A government source asked by the Sunday Mail confirmed on Saturday that Georghadji had sent a letter on Friday, warning the board that she would ask for four or five resignations if procedures to raise new capital were not completed by early August.
The unsettling dispute is taking place even though foreign investors have shown “serious interest”, according to the source.
The bank is said to be seeking some €1 billion but it appears that there is interest for double that amount. However, new shares would mean that old shares would be diluted and would necessitate a new board of directors.
In light of this, some members of the board, including the chairman, have sought to delay if not scupper the process.
Some have promised to bring Russian capital to the bank, a move the government and the Central Bank do not believe to be in the best interests of BoC or the country.
The source suggested that in the end some members of the board may have to leave anyway to secure the success of the capital issue.

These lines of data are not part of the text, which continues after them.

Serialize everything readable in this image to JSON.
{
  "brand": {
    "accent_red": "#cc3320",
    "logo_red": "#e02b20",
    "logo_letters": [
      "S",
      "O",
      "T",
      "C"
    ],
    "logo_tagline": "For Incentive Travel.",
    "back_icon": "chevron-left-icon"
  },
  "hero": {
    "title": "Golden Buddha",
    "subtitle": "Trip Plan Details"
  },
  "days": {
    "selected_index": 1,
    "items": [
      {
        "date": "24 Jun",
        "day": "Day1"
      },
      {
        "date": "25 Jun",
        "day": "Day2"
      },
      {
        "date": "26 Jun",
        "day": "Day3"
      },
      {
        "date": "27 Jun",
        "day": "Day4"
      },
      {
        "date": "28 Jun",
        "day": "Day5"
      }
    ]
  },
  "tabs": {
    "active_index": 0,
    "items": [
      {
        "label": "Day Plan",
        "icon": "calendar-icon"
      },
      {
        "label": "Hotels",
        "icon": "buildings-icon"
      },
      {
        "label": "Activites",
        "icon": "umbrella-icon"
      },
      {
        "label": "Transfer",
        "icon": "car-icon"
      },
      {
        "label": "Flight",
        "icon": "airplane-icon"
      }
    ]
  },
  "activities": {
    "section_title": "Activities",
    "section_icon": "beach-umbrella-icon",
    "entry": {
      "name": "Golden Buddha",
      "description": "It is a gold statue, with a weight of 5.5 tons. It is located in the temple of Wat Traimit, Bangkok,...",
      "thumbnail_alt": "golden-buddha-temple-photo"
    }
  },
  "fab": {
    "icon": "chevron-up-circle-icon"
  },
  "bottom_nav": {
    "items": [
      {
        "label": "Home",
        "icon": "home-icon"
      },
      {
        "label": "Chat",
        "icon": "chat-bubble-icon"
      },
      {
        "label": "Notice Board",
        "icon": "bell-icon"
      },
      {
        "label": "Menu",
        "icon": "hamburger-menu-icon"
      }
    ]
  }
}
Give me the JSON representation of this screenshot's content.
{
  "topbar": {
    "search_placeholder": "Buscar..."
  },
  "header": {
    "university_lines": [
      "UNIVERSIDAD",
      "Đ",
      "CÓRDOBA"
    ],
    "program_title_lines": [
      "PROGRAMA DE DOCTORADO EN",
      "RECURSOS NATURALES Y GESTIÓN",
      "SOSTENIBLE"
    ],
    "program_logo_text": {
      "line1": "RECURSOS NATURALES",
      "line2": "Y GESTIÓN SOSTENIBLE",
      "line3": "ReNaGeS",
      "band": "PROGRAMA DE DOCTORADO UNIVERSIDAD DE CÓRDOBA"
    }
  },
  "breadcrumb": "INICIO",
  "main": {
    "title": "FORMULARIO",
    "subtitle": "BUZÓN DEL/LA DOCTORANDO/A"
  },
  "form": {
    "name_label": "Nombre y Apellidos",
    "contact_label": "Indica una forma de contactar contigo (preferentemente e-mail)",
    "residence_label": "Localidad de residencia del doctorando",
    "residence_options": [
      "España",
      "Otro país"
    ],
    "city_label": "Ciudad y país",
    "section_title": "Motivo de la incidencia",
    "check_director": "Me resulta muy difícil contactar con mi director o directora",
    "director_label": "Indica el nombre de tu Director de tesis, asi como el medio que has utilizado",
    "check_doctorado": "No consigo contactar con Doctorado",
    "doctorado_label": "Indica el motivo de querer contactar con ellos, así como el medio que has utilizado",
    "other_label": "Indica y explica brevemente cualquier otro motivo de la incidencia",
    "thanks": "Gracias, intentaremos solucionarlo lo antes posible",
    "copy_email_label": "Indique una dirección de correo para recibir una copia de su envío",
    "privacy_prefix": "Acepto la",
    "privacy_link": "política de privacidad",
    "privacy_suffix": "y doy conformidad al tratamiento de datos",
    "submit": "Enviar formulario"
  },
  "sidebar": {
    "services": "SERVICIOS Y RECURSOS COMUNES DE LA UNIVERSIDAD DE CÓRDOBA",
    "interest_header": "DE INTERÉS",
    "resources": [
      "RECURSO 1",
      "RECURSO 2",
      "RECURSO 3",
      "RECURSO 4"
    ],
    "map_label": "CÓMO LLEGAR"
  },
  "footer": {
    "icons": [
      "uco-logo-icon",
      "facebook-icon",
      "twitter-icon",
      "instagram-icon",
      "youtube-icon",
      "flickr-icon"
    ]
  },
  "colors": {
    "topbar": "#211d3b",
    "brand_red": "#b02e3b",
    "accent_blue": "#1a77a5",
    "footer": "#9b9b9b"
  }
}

Politis reported on Saturday that the board was now expected to reconvene on Monday or Tuesday to take a clear decision concerning the capital issue.
The paper said Finance Minister Harris Georgiades met with Hourican on Friday morning. He warned the minister that the situation did not look good and appeared ready to resign if he was not allowed to do his job, Politis said.
Georgiades then met Georghadji.
BoC was forced to convert a large portion of client deposits to equity last year when international lenders refused to provide assistance.
The process, known as a “bail-in”, marked the first time in the history of the eurozone debt crisis that distressed banks used client funds to recapitalise, instead of EU tax payers.
Based on its first-quarter results, BoC had a core tier 1 capital, a ratio of financial strength, of 10.4 per cent, increasing slightly to 10.6 per cent from the disposal of Serbian assets in May.
Under stress test baseline scenarios it should exceed 8 per cent, and in an adverse scenario 5.5 per cent.
The bank is one of more than 100 across the eurozone which will be assessed by regulators this autumn under simulated conditions of financial stress.
The dispute over the capital issue is another example of the reported friction between Hourican and Hassapis, particularly over how to deal with the bank’s extremely high rate of non-performing loans which now constitute more than 50 per cent of the bank’s loan portfolio. Though this friction has been denied, it is now clear that the two cannot see eye to eye.
The latest run-in is not helping the bank’s efforts to regain confidence and foster stability in its operation.
Hourican appears to be fighting with deeply entrenched interests represented by board members put there by the new shareholders that came about after the bail-in.